D’autres protéines sont sensibles à la pression via la piezoélectricité. Un matériau piézoélectrique possède la faculté de produire un champ électrique lorsqu’il subit un pression, et inversement, de se déformer lorsqu’on lui impose un champ électrique. cette propriété a été initialement mise en évidence par Pierre Curie à la fin du XIXème siècle dans certains cristaux. Elle est notamment exploitée dans le quartz de nos montres, qui se met à osciller régulièrement lorsqu’on lui applique une tension électrique.

Au cours du XXème siècle les propriétés piezoélectriques de plusieurs protéines telles que le collagène (de nos os), le lysozyme (que l’on trouve dans le blanc d’oeuf ou nos larmes) ou la fibroine de soie ont également été mises en évidence et intéressent particulièrement les scientifiques.
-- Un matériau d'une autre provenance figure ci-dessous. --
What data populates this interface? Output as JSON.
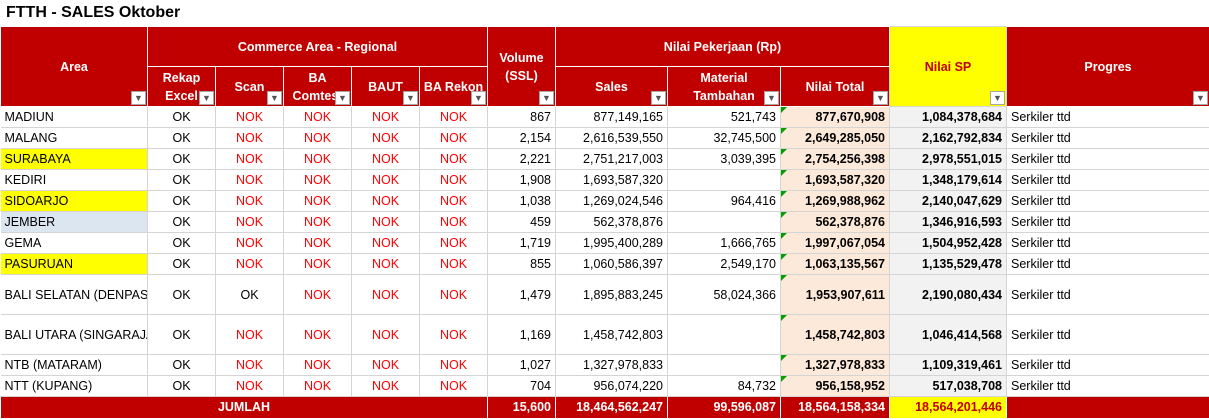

C’est ainsi qu’un groupe de recherche australien s’est notamment penché sur les capacité de production et de stockage de l’énergie par des fibres de soie. L’objectif à terme de ces travaux est la mise en place de matériaux biocompatibles permettant de générer de l’énergie dans des dispositifs miniaturisés et implantables dans l’organisme. En effet, même si l’effet piezo électrique observé dans les protéines est 10 à 100 fois plus faible que celui obtenu dans des matériaux modernes (tels que les céramiques), il reste néanmoins suffisant pour activer de petits appareils médicaux tels qu’un pacemaker par exemple.